A decision to ban media from reporting on court proceedings against the only ex-British army paratrooper to face murder charges arising from the 1972 Bloody Sunday massacre has been condemned by families of the victims and journalists alike.
At a preliminary hearing this week, District Judge Ted Magill placed a ban on the reporting of statements by the prosecution, the defence and witnesses due to give evidence, as well as confirming that the anonymity for the defendant would continue.
The former British Paratrooper, known as Soldier F, is charged with murdering Jim Wray (right) and William McKinney (left) after opening fire on a civil rights demonstration on January 30, 1972. Twelve others were murdered when British soldiers were allegedly urged by their superiors to ‘get some kills’ as part of a plan to exert control over the city.
Soldier F is also charged with attempting to murder Patrick O’Donnell, Joseph Friel, Joe Mahon and Michael Quinn.
Michelle Stanistreet, of the National Union of Journalists, said: “This is an alarming ruling, which goes against the principle of open justice and the need for the criminal justice system to operate in public and be subject to public scrutiny.”
It is understood that as a result of the media ban, a number of people who had expected to be able to observe the process were prevented from doing so.
The judge also controversially refused to lift the anonymity of the defendant, and refused a request to adjourn the hearing to deal with a legal challenge on the issue.
Kate Nash, who lost both her brother and father in the massacre, condemned what she described as a “media blackout”.
“I will not stand idly by whilst justice for my Brother William and my Father Alexander Nash goes down the toilet,” she wrote. “The corruption of this justice system needs to be continually exposed here.

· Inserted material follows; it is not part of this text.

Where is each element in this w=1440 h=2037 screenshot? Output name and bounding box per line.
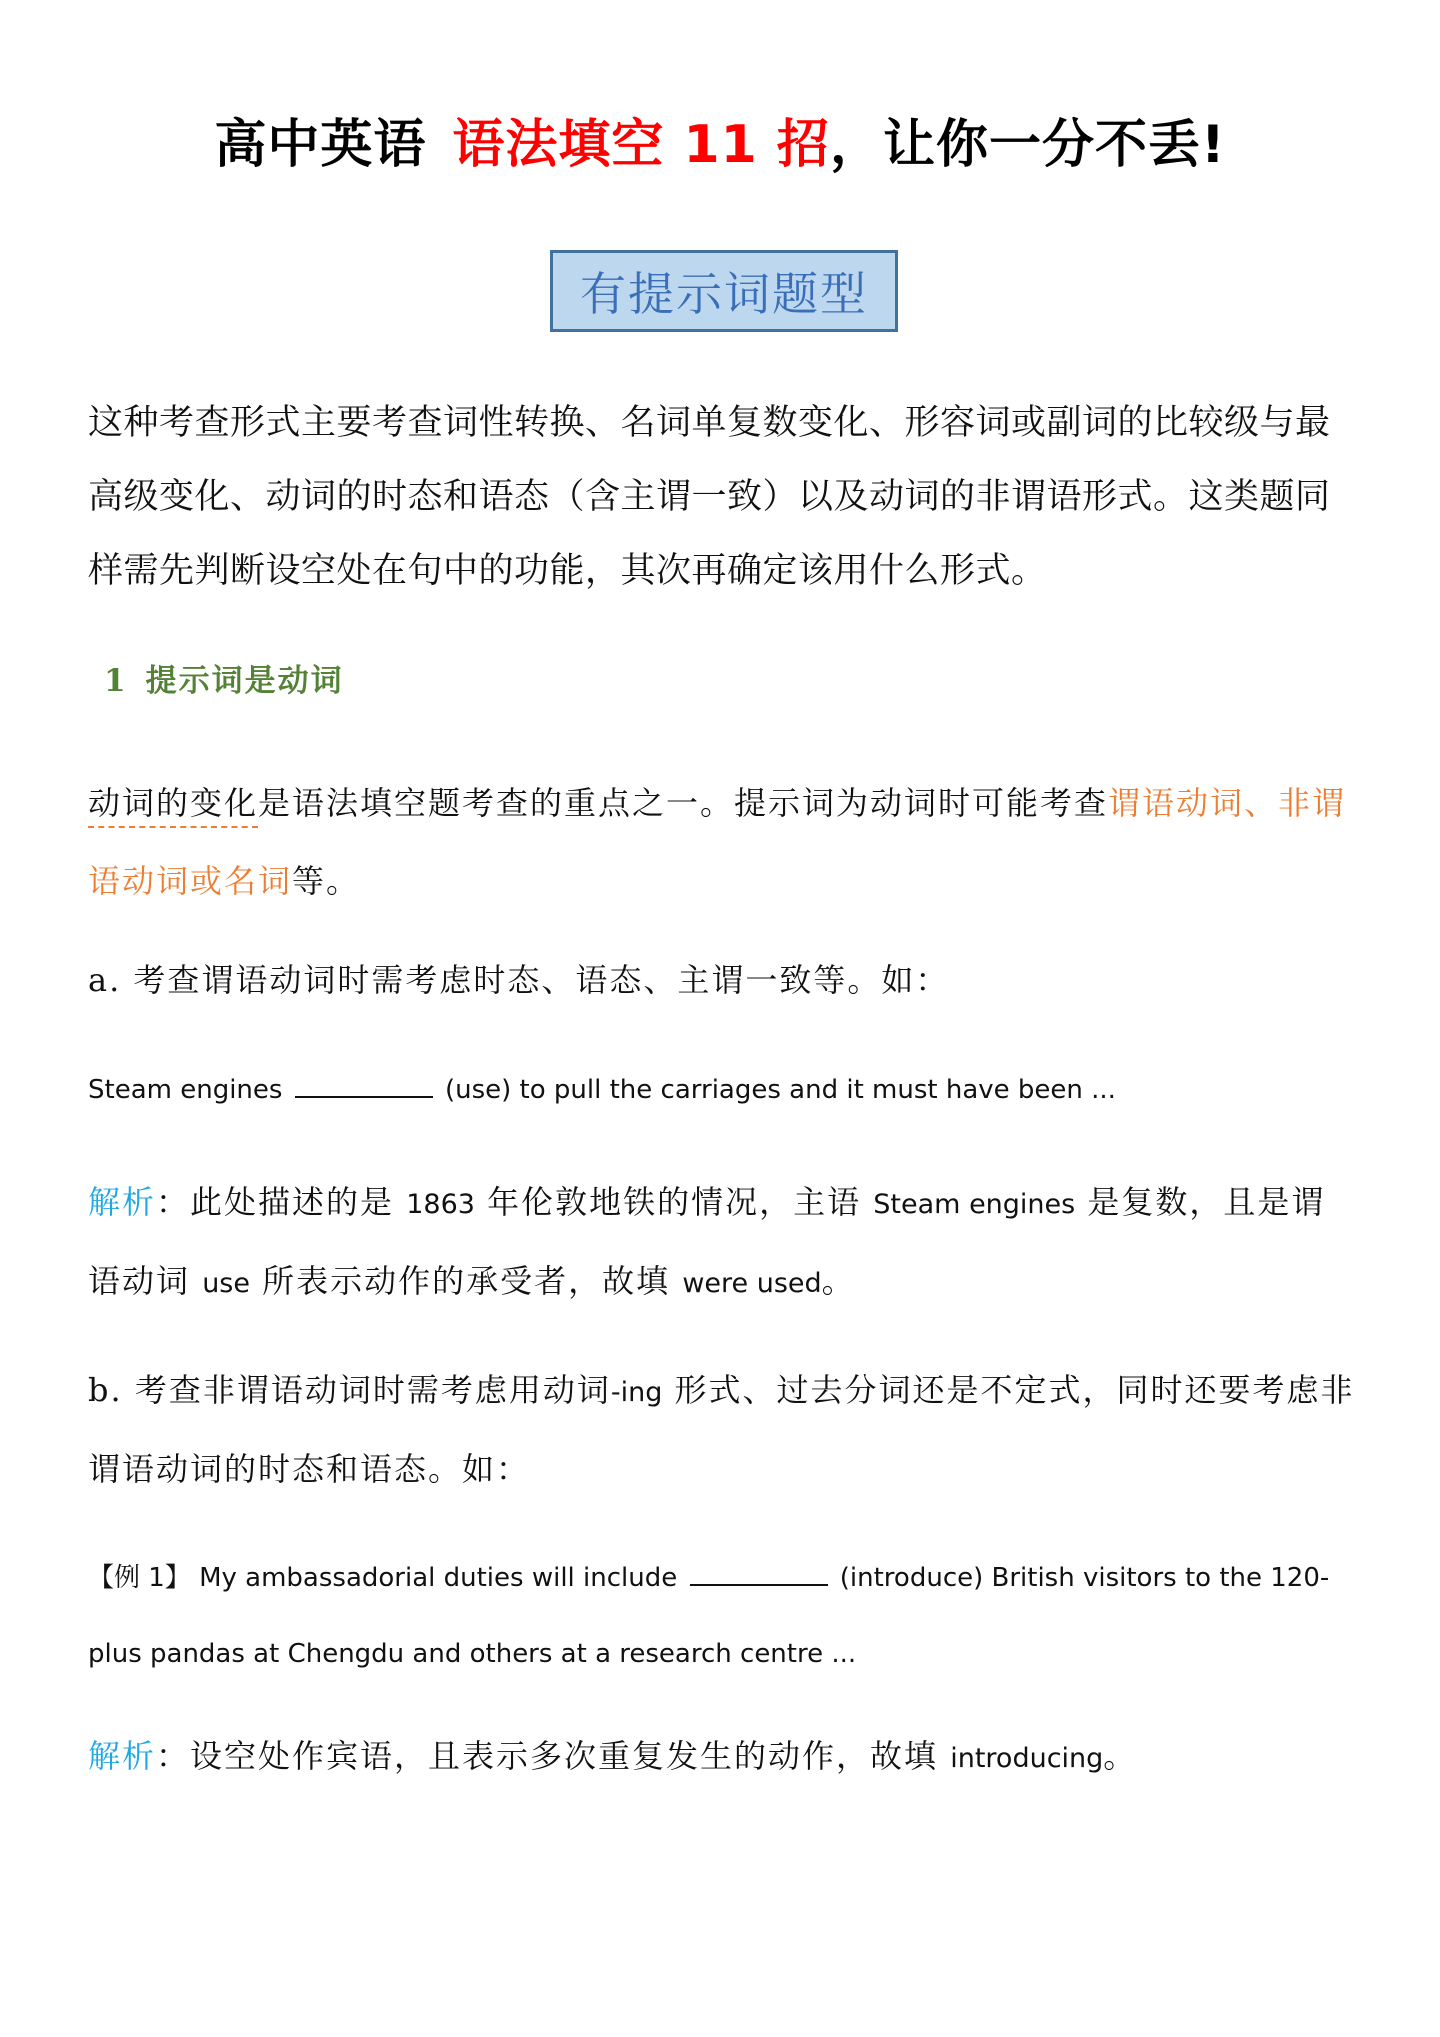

The contempt they treat us with is disgraceful.”
Both the committal hearing and the challenge to the anonymity ruling are due to proceed on Tuesday.
Regardless of the outcome of the trial, the Bloody Sunday March Committee say there is no question of its campaign for truth and justice ending as a result.
They say that while it is to be welcomed that a member of the Parachute Regiment is going on trial for the Bloody Sunday murders, it’s not enough, and doesn’t do justice to the truth.
Kate Nash, who is spokesperson for the group, says it appears the British State hopes that the charge against Soldier F “will be the end of it” and that the campaigning will cease then.
“If that’s the case,” she says, “they have another thing coming”.
“To put all of the blame on Soldier F would be to shut our eyes to the single most important fact about Bloody Sunday - that the murders didn’t result from a breakdown of discipline on the part of the paras, but were planned and ordered at the highest levels,” she said.
“Soldier F was a lowly officer, a lance-corporal. No so Derek Wilford, a Lieutenant Colonel. Robert Ford was a General. Harry Tuzo was a Lieutenant General. Michael Jackson was a General. Frank Kitson was a Brigadier. Pat MacClelland was a Brigadier. All these top-rank officers were involved in ordering the Bloody Sunday killings and then covering them up.
“The cabinet of the day, led by Edward Heath, were up to their necks in it from the outset.
“But nobody is being held to account for anything that the British State feels it necessary to defend. Soldier F is being thrown to the wolves. He deserves it. But the rest of the wolf-pack is being allowed to slink away from the scene of the crime, not a bother on them,
“We shouldn’t let this happen. We shouldn’t accept just a tiny fraction of the truth.
“What message would that send to the families of the victims of the Ballymurphy massacre, and of all of the other innocent people gunned down by State forces over the course of the Troubles?
“The demand of the Bloody Sunday campaign for almost half a century has not been for a bit of the truth or the truth in dribs and drabs, but for the whole truth and nothing but the truth.
“The Bloody Sunday campaign will continue for as long as it takes.”